Nerf-Coated World

Music files and such

Previous theory regarding ripping music to my hard drive: Balance quality with file size. In practical terms, this means going with WMA files at a 128K bitrate. What does that mean? Well, to my ear, I can't tell the difference on most songs. The bass is full, the trebles are smooth; basically the song is essentially duplicated with very little loss of quality from the original track. You get a minute's worth of music for less than a megabyte, too, which is a major plus (and it makes calculating disk space real easy).

Current, changed theory: Record the music at the highest bitrate possible because hey, I've got the room to do it. If you bump your bitrate up to 192K for a WMA file, you only add about 0.4 megabytes for every minute of music, and you end up with quality that seems to be totally indistinguishable from the original track. Figure four megs for every three minutes of music; the math is still pretty easy to figure out.

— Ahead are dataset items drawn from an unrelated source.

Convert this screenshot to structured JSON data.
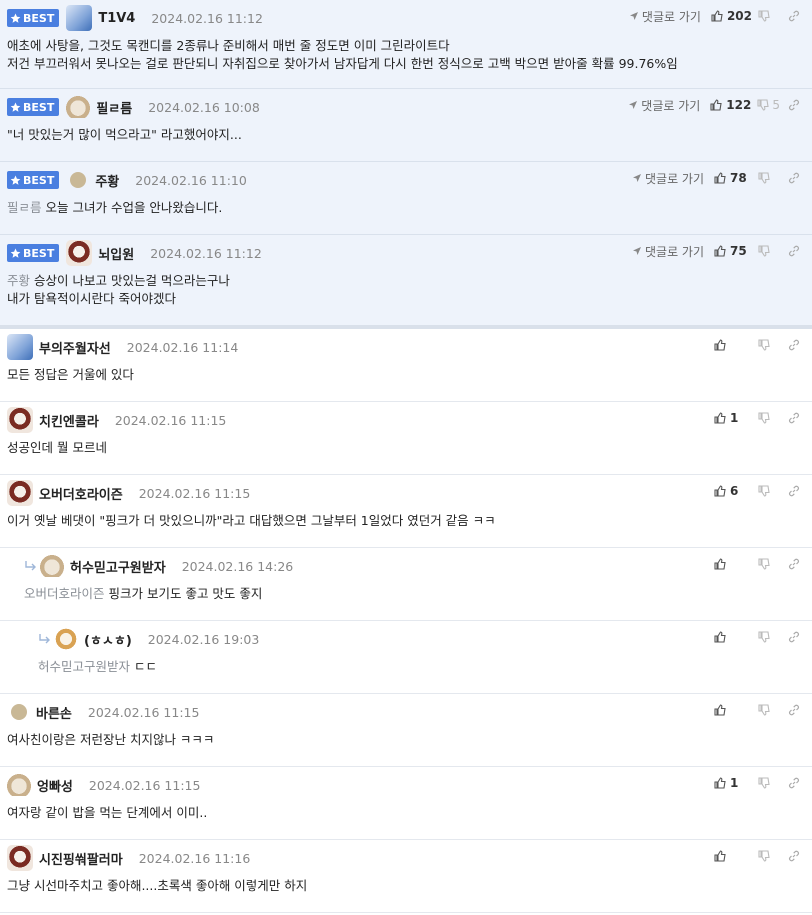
{
  "best_label": "BEST",
  "reply_link_label": "댓글로 가기",
  "icons": {
    "star": "star-icon",
    "reply": "reply-arrow-icon",
    "thumbs_up": "thumbs-up-icon",
    "thumbs_down": "thumbs-down-icon",
    "share": "link-icon"
  },
  "colors": {
    "best_bg": "#eef3fb",
    "badge": "#4a7fe0"
  },
  "comments": [
    {
      "best": true,
      "nick": "T1V4",
      "date": "2024.02.16 11:12",
      "likes": "202",
      "dislikes": "",
      "mention": "",
      "lines": [
        "애초에 사탕을, 그것도 목캔디를 2종류나 준비해서 매번 줄 정도면 이미 그린라이트다",
        "저건 부끄러워서 못나오는 걸로 판단되니 자취집으로 찾아가서 남자답게 다시 한번 정식으로 고백 박으면 받아줄 확률 99.76%임"
      ]
    },
    {
      "best": true,
      "nick": "필ㄹ름",
      "date": "2024.02.16 10:08",
      "likes": "122",
      "dislikes": "5",
      "mention": "",
      "lines": [
        "\"너 맛있는거 많이 먹으라고\" 라고했어야지..."
      ]
    },
    {
      "best": true,
      "nick": "주황",
      "date": "2024.02.16 11:10",
      "likes": "78",
      "dislikes": "",
      "mention": "필ㄹ름",
      "lines": [
        "오늘 그녀가 수업을 안나왔습니다."
      ]
    },
    {
      "best": true,
      "nick": "뇌입원",
      "date": "2024.02.16 11:12",
      "likes": "75",
      "dislikes": "",
      "mention": "주황",
      "lines": [
        "승상이 나보고 맛있는걸 먹으라는구나",
        "내가 탐욕적이시란다 죽어야겠다"
      ]
    },
    {
      "best": false,
      "nick": "부의주월자선",
      "date": "2024.02.16 11:14",
      "likes": "",
      "dislikes": "",
      "mention": "",
      "lines": [
        "모든 정답은 거울에 있다"
      ]
    },
    {
      "best": false,
      "nick": "치킨엔콜라",
      "date": "2024.02.16 11:15",
      "likes": "1",
      "dislikes": "",
      "mention": "",
      "lines": [
        "성공인데 뭘 모르네"
      ]
    },
    {
      "best": false,
      "nick": "오버더호라이즌",
      "date": "2024.02.16 11:15",
      "likes": "6",
      "dislikes": "",
      "mention": "",
      "lines": [
        "이거 옛날 베댓이 \"핑크가 더 맛있으니까\"라고 대답했으면 그날부터 1일었다 였던거 같음 ㅋㅋ"
      ]
    },
    {
      "best": false,
      "nick": "허수믿고구원받자",
      "date": "2024.02.16 14:26",
      "likes": "",
      "dislikes": "",
      "mention": "오버더호라이즌",
      "lines": [
        "핑크가 보기도 좋고 맛도 좋지"
      ]
    },
    {
      "best": false,
      "nick": "(ㅎㅅㅎ)",
      "date": "2024.02.16 19:03",
      "likes": "",
      "dislikes": "",
      "mention": "허수믿고구원받자",
      "lines": [
        "ㄷㄷ"
      ]
    },
    {
      "best": false,
      "nick": "바른손",
      "date": "2024.02.16 11:15",
      "likes": "",
      "dislikes": "",
      "mention": "",
      "lines": [
        "여사친이랑은 저런장난 치지않나 ㅋㅋㅋ"
      ]
    },
    {
      "best": false,
      "nick": "엉빠성",
      "date": "2024.02.16 11:15",
      "likes": "1",
      "dislikes": "",
      "mention": "",
      "lines": [
        "여자랑 같이 밥을 먹는 단계에서 이미.."
      ]
    },
    {
      "best": false,
      "nick": "시진핑쒀팔러마",
      "date": "2024.02.16 11:16",
      "likes": "",
      "dislikes": "",
      "mention": "",
      "lines": [
        "그냥 시선마주치고 좋아해....초록색 좋아해 이렇게만 하지"
      ]
    }
  ]
}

So, let's do the math for my Nomad jukebox (actual hard drive space: 19GB):

19000MB / (4MB / 3 minutes) = 14250 minutes of music
That's a lot of music. You'd have to recharge the ten-hour battery over 24 times just to listen to it all. Moving on:
14250 minutes / ~55 minutes per album = 260 albums.
So that's a lot of full albums I could have on my Nomad, at a full bitrate. Which makes me think: "score!"

Why the change in theory? A piddly little audiophilic gripe. On a particular track by none other than my favorite musical artist of the last six years, one Mr. Ben Folds, some of the cool background effects got scrambled. By scrambled, I mean: they sounded digitized and very reminiscent of the Moog sound effects from a Styx album. It sounded like what all the sci-fi screenwriters of the fifties thought "The Future" and "Outer Space" would sound like. Does it ruin the song? Of course it does. So back to the original point of all that math, I've got the space on the damn thing -- which, if you remember, only cost me, net, about $5 -- so it's time to stop living like a miser.

As one Mr. Bob Collins once said:
<insidejoke>
"Get the good gas, this time. Don't skimp like usual."